The DUP leader said she offered in August 2017 to seek “a reasonable and balanced accommodation for the Irish Language,” but that “that offer was rejected by both Sinn Fein and the SDLP within 90 minutes.”

She also noted that even were devolution restored, it would not of itself be “an absolute safeguard against abortion liberalisation.”

“The DUP is the only pro-life party in the [Northern Ireland] Assembly” besides Jim Allister, the Traditional Unionist Voice's sole member of the legislative assembly, she said. “We have 28 seats out of 90.”

Sinn Fein supports the liberalization of abortion law, while the remaining parties allow their MLAs a conscience vote on the topic.

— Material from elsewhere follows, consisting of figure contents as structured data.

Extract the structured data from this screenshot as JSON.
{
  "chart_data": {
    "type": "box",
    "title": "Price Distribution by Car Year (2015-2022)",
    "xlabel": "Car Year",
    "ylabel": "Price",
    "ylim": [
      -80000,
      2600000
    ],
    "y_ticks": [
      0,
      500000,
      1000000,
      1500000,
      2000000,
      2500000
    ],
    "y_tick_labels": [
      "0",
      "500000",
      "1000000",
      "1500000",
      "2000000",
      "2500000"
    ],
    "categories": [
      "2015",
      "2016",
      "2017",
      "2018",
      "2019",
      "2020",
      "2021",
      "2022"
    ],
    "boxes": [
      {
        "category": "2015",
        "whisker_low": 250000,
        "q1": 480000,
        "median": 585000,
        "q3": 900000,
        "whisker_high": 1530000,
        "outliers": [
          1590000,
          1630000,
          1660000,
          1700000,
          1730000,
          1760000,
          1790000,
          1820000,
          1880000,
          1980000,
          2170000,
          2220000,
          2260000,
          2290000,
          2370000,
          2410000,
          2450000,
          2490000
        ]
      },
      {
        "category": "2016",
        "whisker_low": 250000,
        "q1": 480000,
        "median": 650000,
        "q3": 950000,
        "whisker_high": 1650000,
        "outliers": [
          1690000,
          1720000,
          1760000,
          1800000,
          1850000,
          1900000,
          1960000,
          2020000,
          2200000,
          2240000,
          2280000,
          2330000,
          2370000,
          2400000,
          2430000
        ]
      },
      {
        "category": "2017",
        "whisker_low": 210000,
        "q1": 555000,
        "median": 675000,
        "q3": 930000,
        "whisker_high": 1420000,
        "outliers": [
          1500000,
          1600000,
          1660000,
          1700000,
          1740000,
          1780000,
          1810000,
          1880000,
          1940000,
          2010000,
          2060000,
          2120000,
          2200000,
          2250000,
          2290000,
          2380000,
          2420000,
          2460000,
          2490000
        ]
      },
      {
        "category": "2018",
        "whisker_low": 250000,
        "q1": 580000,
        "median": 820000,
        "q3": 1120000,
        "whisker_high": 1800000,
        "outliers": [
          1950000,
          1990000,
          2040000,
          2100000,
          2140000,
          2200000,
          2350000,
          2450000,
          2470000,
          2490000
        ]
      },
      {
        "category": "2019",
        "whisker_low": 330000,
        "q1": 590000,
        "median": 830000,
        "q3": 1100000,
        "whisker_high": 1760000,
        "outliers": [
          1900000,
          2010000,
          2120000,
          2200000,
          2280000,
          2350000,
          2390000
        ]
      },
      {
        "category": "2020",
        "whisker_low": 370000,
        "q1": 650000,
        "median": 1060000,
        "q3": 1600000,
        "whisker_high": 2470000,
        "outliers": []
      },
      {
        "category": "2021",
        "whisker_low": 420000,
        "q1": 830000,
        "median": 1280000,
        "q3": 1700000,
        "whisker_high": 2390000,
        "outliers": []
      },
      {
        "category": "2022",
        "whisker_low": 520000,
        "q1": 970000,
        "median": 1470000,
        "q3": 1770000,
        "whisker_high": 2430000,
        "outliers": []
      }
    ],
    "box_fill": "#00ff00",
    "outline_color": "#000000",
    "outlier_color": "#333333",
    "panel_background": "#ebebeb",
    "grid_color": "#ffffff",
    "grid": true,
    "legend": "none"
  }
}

Foster said that while abortion law “would come before the Assembly quickly after devolution is restored,” the change effected by the Northern Ireland (Executive Formation etc) Act 2019 “is far beyond anything any NI Assembly would ever have endorsed. Having the NI Assembly back up and running before the 21st of October would give all MLAs the opportunity to shape any future laws.”

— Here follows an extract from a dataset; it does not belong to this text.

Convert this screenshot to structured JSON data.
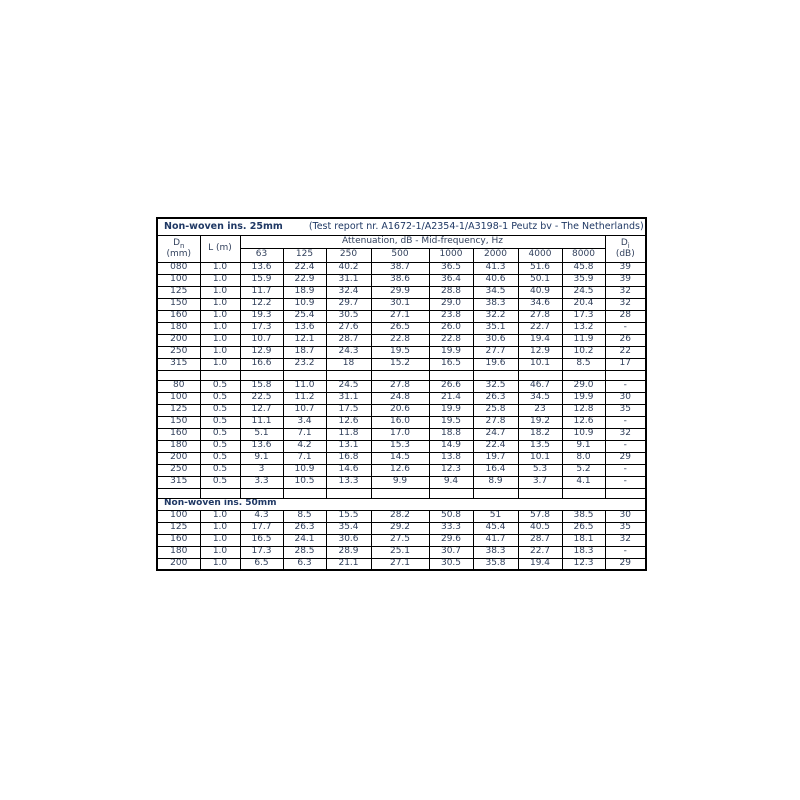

Bills to legalize abortion in cases of fatal fetal abnormality, rape, or incest failed in the Northern Ireland Assembly in 2016.

“Anyone who cares about the legislative framework governing abortion in Northern Ireland must also look beyond 21st October and ask all MLAs what they believe the law should say,” Foster said.

The DUP “want to see the Assembly restored so that local elected representatives can frame the laws for the people of Northern Ireland,” the party leader stated.

“Both getting devolution back and defending a pro-life policy have been and will continue to be, fundamental priorities for the Democratic Unionist Party, but it is unfortunately simplistic and mistaken to assume progress on one will resolve the other in the manner we all require.”

Northern Irish women have been able to procure free National Health Service abortions in England, Scotland, and Wales since November 2017.

The Northern Ireland bill was passed by the British parliament in July.

The abortion amendment was introduced by Stella Creasy, a Labour MP who represents a London constituency. Earlier this year Creasy intended to propose an amendment to a draft Domestic Abuse Bill that would give the British parliament jurisdiction over abortion laws throughout the United Kingdom. However, the bill's scope was restricted to England and Wales by the Conservative government.

Creasy also introduced an amendment to the Northern Ireland (Executive Formation and Exercise of Functions) Act 2018 to repeal Northern Irish law on abortion and gay marriage, which was defeated.